Le Royaume-Uni avait été le premier pays à adopter un Plan d’action national, en 2013, visant à mettre en œuvre les Principes directeurs de l’ONU relatifs aux entreprises et droits humains. Trois ans avant la Suisse. Ce Plan d’action national britannique a été révisé en mai 2016. En mars 2017, le Joint Committee on Human rights du Parlement britannique a adopté un rapport, dont le contenu mérite toute l’attention, également en Suisse.[1] Ce Rapport est en effet exemplaire dans sa portée et profondeur d’analyse. Il contient notamment de nombreux témoignages ad verbatim des entreprises, des autorités concernées, de professeurs et d’ONGs qui permettent de cerner de manière différentiée les positions exprimées.
Tout d’abord, ce Rapport exprime ouvertement la déception du Comité parlementaire à l’égard du manque d’ambition du Plan d’action national révisé en 2016 et l’absence de nouveaux engagements, regrettant tout particulièrement l’absence d’analyse de base (baseline study). Le Comité appelle à cet égard le gouvernement à consulter un large éventail de parties prenantes, de développer des objectifs plus ambitieux et spécifiques et de mettre en place des mesures d’évaluation.

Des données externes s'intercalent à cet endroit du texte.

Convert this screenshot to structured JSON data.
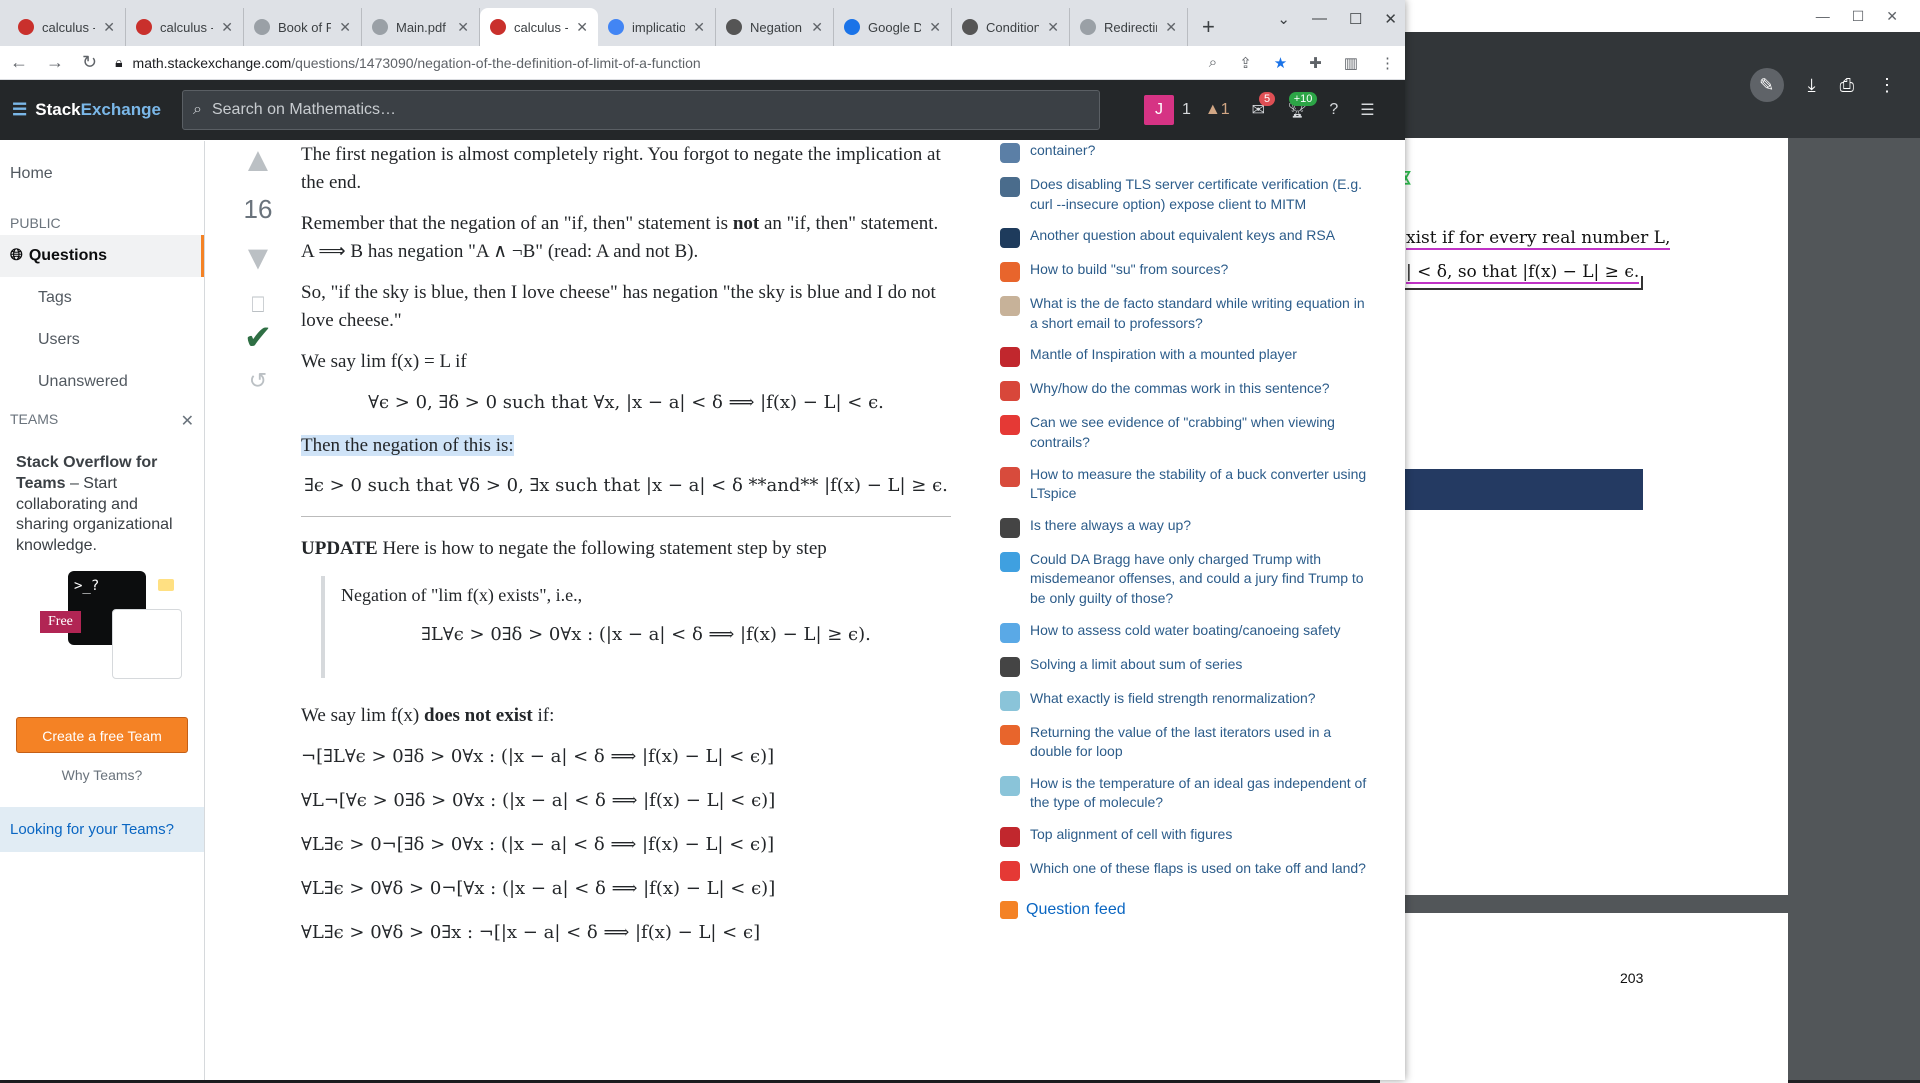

Des requêtes semblables à celles exprimées par les ONGs suisses à l’égard du PAN adopté par le Conseil fédéral en décembre 2016.
Se référant aux nombreux témoignages recueillis, le Rapport souligne la vulnérabilité particulière des enfants[2], des femmes et des filles à l’égard de certaines formes de violations des droits humains par les entreprises, tout particulièrement dans les secteurs de l’extraction minière, de l’agriculture à grande échelle et du textile. Sont concernés en premier lieu la liberté d’association, les atteintes à la santé et la sécurité, les bas salaires et horaires de travail excessifs, la traite des humains, le travail forcé et le travail des enfants. Ce dernier serait courant dans l’industrie globale du tabac, largement représentée en Suisse. Dans le secteur des marchés publics, le Rapport exige qu’une diligence raisonnable soit effectuée pour les contrats publics et que les entreprises qui ne rempliraient pas cette obligation soient exclues des marchés publics, y compris au niveau local. Cette exigence devrait également s’appliquer aux crédits à l’exportation et aux autres mesures financières incitatives d’opérer à l’étranger.[3] Cette exclusion devrait en outre sanctionner les entreprises reconnues coupables de violations des droits humains par un tribunal ou le Point de contact National.
Le Rapport est particulièrement incisif dans sa partie relative à l’Accès à la justice. Après avoir passé en revue les actuels obstacles et difficultés rencontrés par les victimes de violations des droits humains par les entreprises et analysé la portée des législations récemment adoptées aux Etats-Unis, en France et aux Pays-bas, le Rapport recommande la soumission par le gouvernement d’une législation imposant un devoir de diligence raisonnable à toutes les entreprises - s’appliquant aux maisons mères, à leurs filiales et à l’ensemble des chaînes de valeur -, afin de prévenir les violations des droits humains. Une entreprise qui n’aurait pas pris les mesures nécessaires à prévenir une violation des droits humains seraient passibles de poursuites civiles et pénales, à l’instar de ce que prévoit le Bribery Act 2010. Les entreprises devraient apporter la preuve qu’elles ont pris les mesures de diligence raisonnable pour pouvoir se disculper. Un ensemble de mesures similaires – hormis l’accès à la justice pénale- à celles préconisées par l’Initiative pour des multinationales responsables, dont le Conseil fédéral a proposé le rejet, sans y soumettre un contre-projet, le 11 janvier 2017. Did you say « missed opportunity » ?
[1] House of Lords and House of Commons Joint Committee on Human Rights. Human Rights and
Business 2017 : Promoting responsibility and ensuring accountability. Sixth Report of Session 2016–17
[2] Selon l’OIT, plus de 168 million d’enfants travaillent dans le monde, dont 85 millions qui effectuent un travail dangereux.
[3] Le volume global de marchés publics se monte à 1000 milliards d’Euro par an, soit 12 % du PIB en moyenne, dans les pays de l’OCDE.